「全党員と人民軍将兵、それに人民たちに告げる。わが全党員と人民軍将兵と人民、朝鮮労働党中央委員会、朝鮮労働党中央軍事委員会、朝鮮民主主義人民共和国国防委員会、最高人民会議常任委員会、内閣は、朝鮮労働党総書記であり、朝鮮民主主義人民共和国国防委員会委員長であり、朝鮮人民軍最高司令官である偉大なる指導者・金正日(キム・ジョンイル)同志が、主体100年(2011年)12月17日8時30分に、現地指導の途上で急病により逝去されたことを、この上なく悲痛な心情にてお知らせする・・・」

 2011年12月19日正午、朝鮮中央テレビに、「努力英雄称号」を持つ人民放送員の李春姫(リ・チュンヒ、当時68歳)が、黒色の喪服に身を包んで登場した。

 いつのまにか、あの衝撃的なニュースから9年が過ぎた。後継者となった若い末っ子の金正恩(キム・ジョンウン)委員長は、どんな北朝鮮を建設するのだろうと期待していたものだ。だが、いまや北朝鮮経済は、9年前が夢のように思えてくるほど悪化の一途を辿っている。
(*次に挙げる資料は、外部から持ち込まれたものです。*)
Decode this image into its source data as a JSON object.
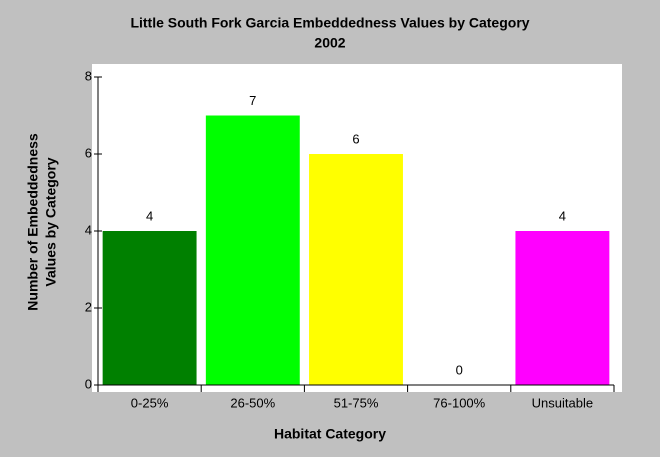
{
  "chart_data": {
    "type": "bar",
    "title": "Little South Fork Garcia Embeddedness Values by Category",
    "subtitle": "2002",
    "x_label": "Habitat Category",
    "y_label": [
      "Number of Embeddedness",
      "Values by Category"
    ],
    "categories": [
      "0-25%",
      "26-50%",
      "51-75%",
      "76-100%",
      "Unsuitable"
    ],
    "values": [
      4,
      7,
      6,
      0,
      4
    ],
    "colors": [
      "#008000",
      "#00ff00",
      "#ffff00",
      "#ffffff",
      "#ff00ff"
    ],
    "ylim": [
      0,
      8
    ],
    "yticks": [
      0,
      2,
      4,
      6,
      8
    ]
  }
}
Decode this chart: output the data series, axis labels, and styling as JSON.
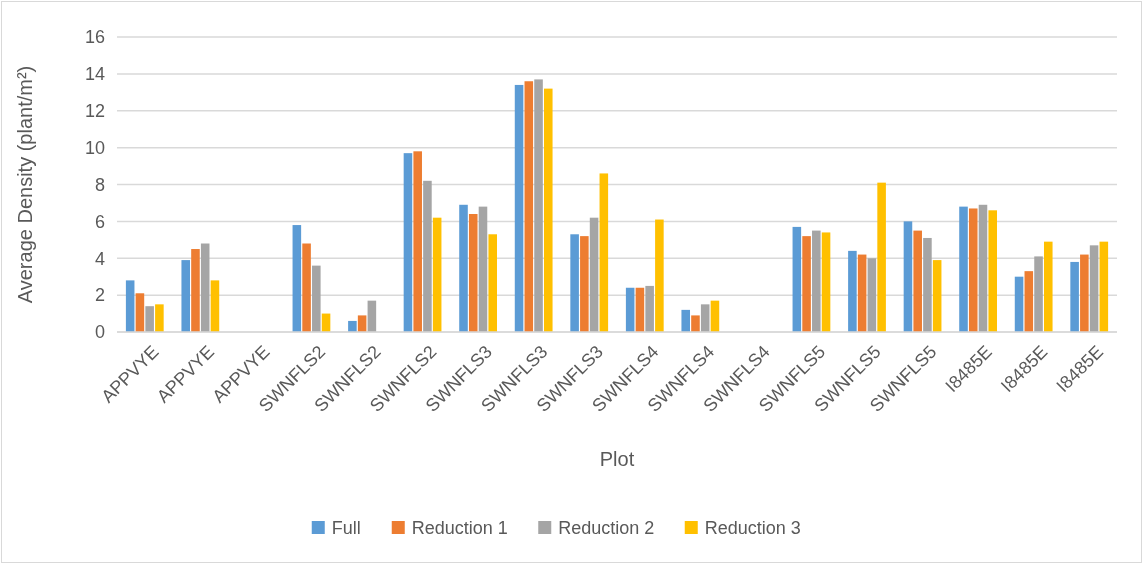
{
  "chart_data": {
    "type": "bar",
    "xlabel": "Plot",
    "ylabel": "Average Density (plant/m²)",
    "categories": [
      "APPVYE",
      "APPVYE",
      "APPVYE",
      "SWNFLS2",
      "SWNFLS2",
      "SWNFLS2",
      "SWNFLS3",
      "SWNFLS3",
      "SWNFLS3",
      "SWNFLS4",
      "SWNFLS4",
      "SWNFLS4",
      "SWNFLS5",
      "SWNFLS5",
      "SWNFLS5",
      "I8485E",
      "I8485E",
      "I8485E"
    ],
    "series": [
      {
        "name": "Full",
        "color": "#5b9bd5",
        "values": [
          2.8,
          3.9,
          0,
          5.8,
          0.6,
          9.7,
          6.9,
          13.4,
          5.3,
          2.4,
          1.2,
          0,
          5.7,
          4.4,
          6.0,
          6.8,
          3.0,
          3.8
        ]
      },
      {
        "name": "Reduction 1",
        "color": "#ed7d31",
        "values": [
          2.1,
          4.5,
          0,
          4.8,
          0.9,
          9.8,
          6.4,
          13.6,
          5.2,
          2.4,
          0.9,
          0,
          5.2,
          4.2,
          5.5,
          6.7,
          3.3,
          4.2
        ]
      },
      {
        "name": "Reduction 2",
        "color": "#a5a5a5",
        "values": [
          1.4,
          4.8,
          0,
          3.6,
          1.7,
          8.2,
          6.8,
          13.7,
          6.2,
          2.5,
          1.5,
          0,
          5.5,
          4.0,
          5.1,
          6.9,
          4.1,
          4.7
        ]
      },
      {
        "name": "Reduction 3",
        "color": "#ffc000",
        "values": [
          1.5,
          2.8,
          0,
          1.0,
          0,
          6.2,
          5.3,
          13.2,
          8.6,
          6.1,
          1.7,
          0,
          5.4,
          8.1,
          3.9,
          6.6,
          4.9,
          4.9
        ]
      }
    ],
    "ylim": [
      0,
      16
    ],
    "yticks": [
      0,
      2,
      4,
      6,
      8,
      10,
      12,
      14,
      16
    ],
    "grid": "y",
    "legend": "bottom"
  }
}
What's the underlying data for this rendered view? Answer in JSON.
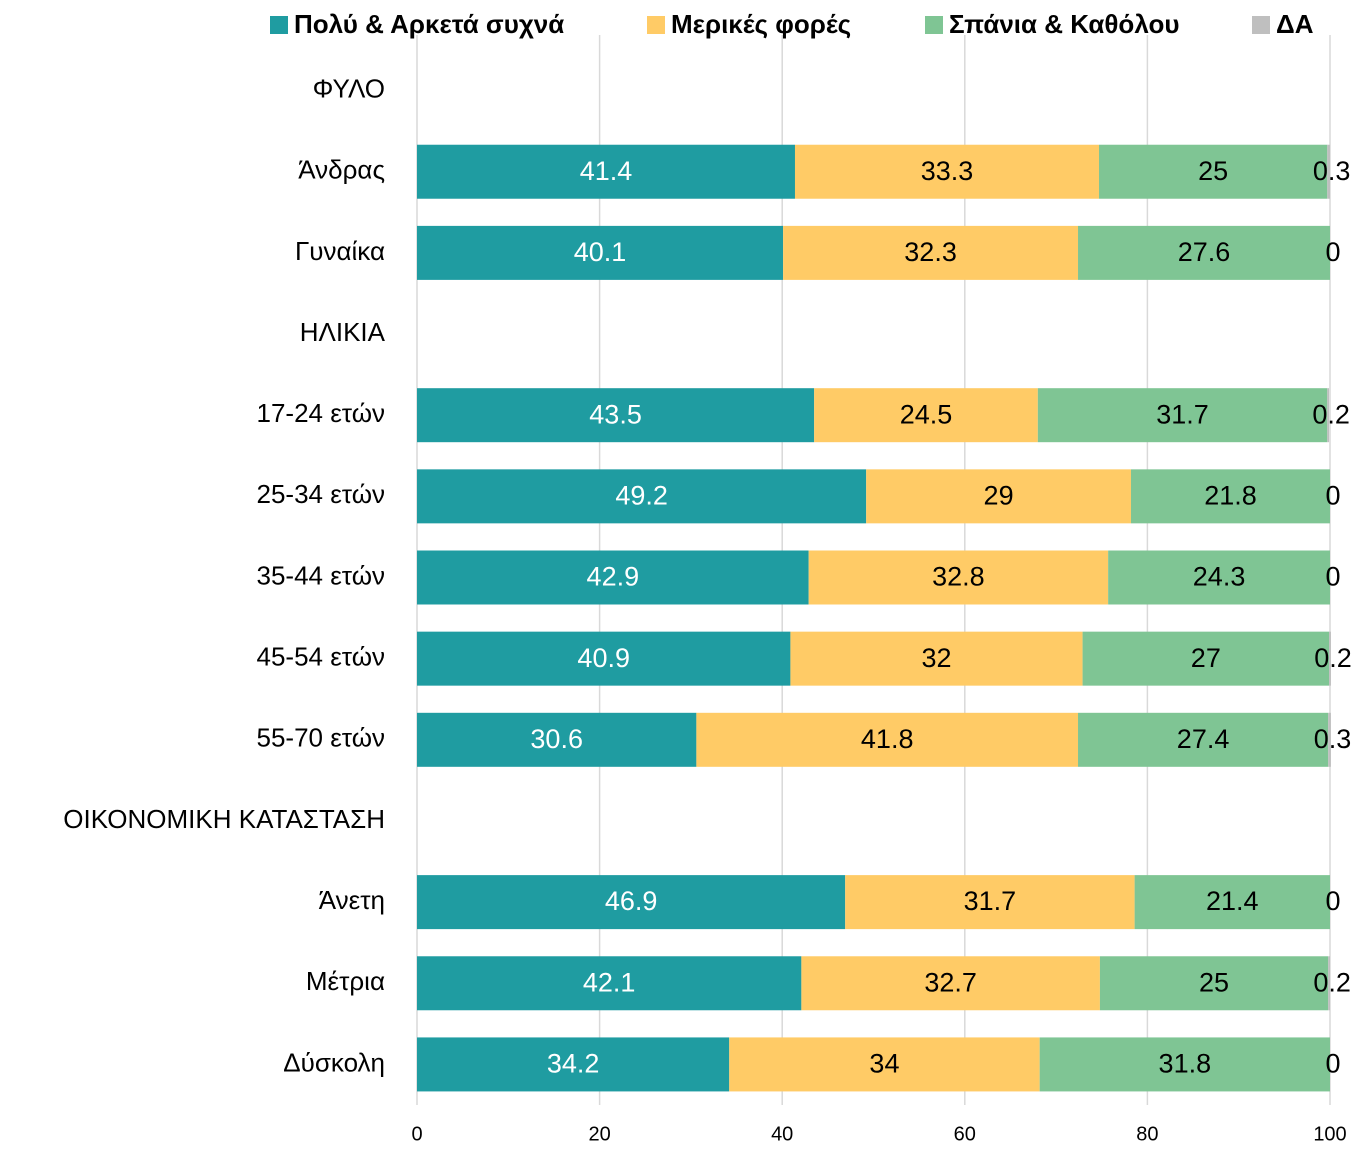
{
  "chart_data": {
    "type": "stacked-barh",
    "categories": [
      "ΦΥΛΟ",
      "Άνδρας",
      "Γυναίκα",
      "ΗΛΙΚΙΑ",
      "17-24 ετών",
      "25-34 ετών",
      "35-44 ετών",
      "45-54 ετών",
      "55-70 ετών",
      "ΟΙΚΟΝΟΜΙΚΗ ΚΑΤΑΣΤΑΣΗ",
      "Άνετη",
      "Μέτρια",
      "Δύσκολη"
    ],
    "series": [
      {
        "name": "Πολύ & Αρκετά συχνά",
        "color": "#1f9ca1",
        "label_color": "#ffffff",
        "values": [
          null,
          41.4,
          40.1,
          null,
          43.5,
          49.2,
          42.9,
          40.9,
          30.6,
          null,
          46.9,
          42.1,
          34.2
        ]
      },
      {
        "name": "Μερικές φορές",
        "color": "#ffcb66",
        "label_color": "#000000",
        "values": [
          null,
          33.3,
          32.3,
          null,
          24.5,
          29,
          32.8,
          32,
          41.8,
          null,
          31.7,
          32.7,
          34
        ]
      },
      {
        "name": "Σπάνια & Καθόλου",
        "color": "#7fc594",
        "label_color": "#000000",
        "values": [
          null,
          25,
          27.6,
          null,
          31.7,
          21.8,
          24.3,
          27,
          27.4,
          null,
          21.4,
          25,
          31.8
        ]
      },
      {
        "name": "ΔΑ",
        "color": "#bfbfbf",
        "label_color": "#000000",
        "values": [
          null,
          0.3,
          0,
          null,
          0.2,
          0,
          0,
          0.2,
          0.3,
          null,
          0,
          0.2,
          0
        ]
      }
    ],
    "xlim": [
      0,
      100
    ],
    "xticks": [
      0,
      20,
      40,
      60,
      80,
      100
    ],
    "grid": true,
    "legend": "top"
  }
}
北朝鮮の「超重要行事」朝鮮労働党大会が来年1月に開催予定

 それもあってか、このところ引きこもりのように姿を消していた金正恩委員長だったが、12月17日、久々に朝鮮労働党中央委員会機関紙『労働新聞』に登場した。父親の死去9周年で、遺体が眠る錦繍山(クムスサン)太陽宮殿を参拝したのだという。崔竜海(チェ・リョンヘ)最高人民会議常任委員長以下、幹部たちがズラリ付き従っている。写真の左隅の方には、妹の金与正(キム・ヨジョン)党第一副部長の姿もあった。